Boris Mittermeier, Fachstelle Waldnaturschutz Schwaben, AELF Krumbach-Mindelheim

Pilz des Jahres 2024: Der Schopftintling

Pilze mit grauen Pilzhauben und weiß-schuppigen StielenZoombild vorhanden

Vom unteren Hutrand aus fängt der Schopftintling an, sich nach der Sporenreife selbst zu verdauen. (© Markus Blaschke, LWF)

Tief im Wald wird man den Pilz des Jahres 2024 kaum finden, aber entlang von Forststraßen, auf Waldwiesen und entlang von Waldrändern ist der Schopftintling (Coprinus comatus), der auch als Spargelpilz bezeichnet wird, weit verbreitet.
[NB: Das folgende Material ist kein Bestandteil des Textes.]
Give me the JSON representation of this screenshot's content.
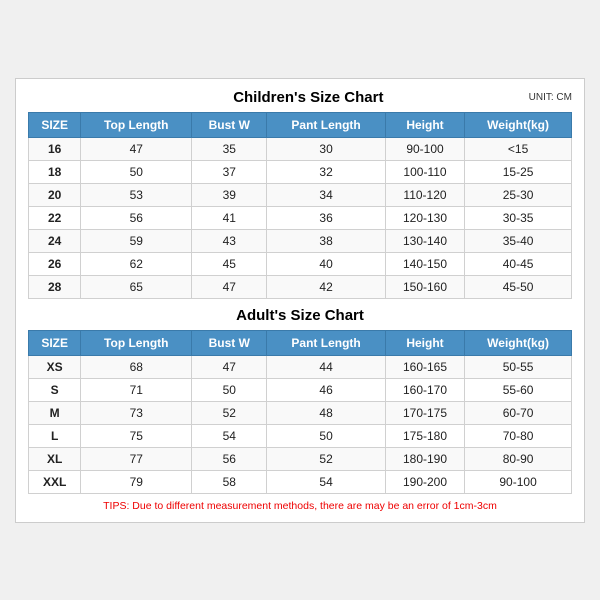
{
  "children_title": "Children's Size Chart",
  "adult_title": "Adult's Size Chart",
  "unit": "UNIT: CM",
  "headers": [
    "SIZE",
    "Top Length",
    "Bust W",
    "Pant Length",
    "Height",
    "Weight(kg)"
  ],
  "children_rows": [
    [
      "16",
      "47",
      "35",
      "30",
      "90-100",
      "<15"
    ],
    [
      "18",
      "50",
      "37",
      "32",
      "100-110",
      "15-25"
    ],
    [
      "20",
      "53",
      "39",
      "34",
      "110-120",
      "25-30"
    ],
    [
      "22",
      "56",
      "41",
      "36",
      "120-130",
      "30-35"
    ],
    [
      "24",
      "59",
      "43",
      "38",
      "130-140",
      "35-40"
    ],
    [
      "26",
      "62",
      "45",
      "40",
      "140-150",
      "40-45"
    ],
    [
      "28",
      "65",
      "47",
      "42",
      "150-160",
      "45-50"
    ]
  ],
  "adult_rows": [
    [
      "XS",
      "68",
      "47",
      "44",
      "160-165",
      "50-55"
    ],
    [
      "S",
      "71",
      "50",
      "46",
      "160-170",
      "55-60"
    ],
    [
      "M",
      "73",
      "52",
      "48",
      "170-175",
      "60-70"
    ],
    [
      "L",
      "75",
      "54",
      "50",
      "175-180",
      "70-80"
    ],
    [
      "XL",
      "77",
      "56",
      "52",
      "180-190",
      "80-90"
    ],
    [
      "XXL",
      "79",
      "58",
      "54",
      "190-200",
      "90-100"
    ]
  ],
  "tips": "TIPS: Due to different measurement methods, there are may be an error of 1cm-3cm"
}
Er kommt vom Flachland bis in die montanen Lagen und auch auf stickstoffreichen Böden vor, die viele Mykorrhizapilze meiden. So manche Gartenbesitzerinnen und Gartenbesitzer werden den anfangs schneeweißen Pilz an Sommer- oder Herbsttagen aus dem Boden sprießen sehen und später eine tintenähnliche Flüssigkeit beobachten. Diese schwarze Tinte entsteht, wenn sich der Pilzhut zersetzt und nur der lange spargelförmige Stiel zurückbleibt. Der junge Schopftintling hat einen ovalen, gestreckten weißen Hut mit auffälligen abstehenden weißen Schuppen. Dank dieser Merkmale ist der Pilz gut von anderen Tintlingen zu unterscheiden. Als Speisepilz ist – gut gegart – nur der junge Pilz geeignet, bevor sich Rottöne oder gar schwarze Farben zeigen. Allerdings sollten die Fruchtkörper möglichst rasch zubereitet werden, denn lagerfähig ist der Schopftintling nicht: Schon nach ein bis zwei Tagen kann sich der gesamte Hut »selbst verdaut« haben. Dann verbleiben die schwarzen Sporen, die in der schwarzen Tinte schwimmen. Diese Flüssigkeit wird gern von Insekten verzehrt und dient somit der Sporenverbreitung. Sie lässt sich aber auch mit einer Feder auf Papier verstreichen und wie zu »Großmutterzeiten« als Schreibtinte verwenden. Allerdings ist die unbehandelte Tinte nicht sehr dauerhaft und bleicht in der Sonne bald wieder aus. Deshalb machte man sie durch Zugabe von Gummiarabikum und Phenol früher dauerhafter. Der »Speiseplan« des Pilzes ist vielfältig: Neben Pflanzenresten ernährt sich der Schopftintling auch von winzigen Fadenwürmern im Boden, den Nematoden. Er lähmt diese durch ein Gift und mit Hilfe von Enzymen, die der Pilz aus seinen Zellen absondert und verdaut sie direkt vor Ort. Anschließend werden die so umgesetzten Kohlenstoffverbindungen wieder über die Zellwände des Pilzes als Nahrung aufgenommen. Seit 1994 wählt die Deutsche Gesellschaft für Mykologie den »Pilz des Jahres«. Den Schopftintling stellte sie als Pilz des Jahres 2024 bei der Deutschlandtagung im Herbst 2023 in Lehesten/Thüringen der Öffentlichkeit vor.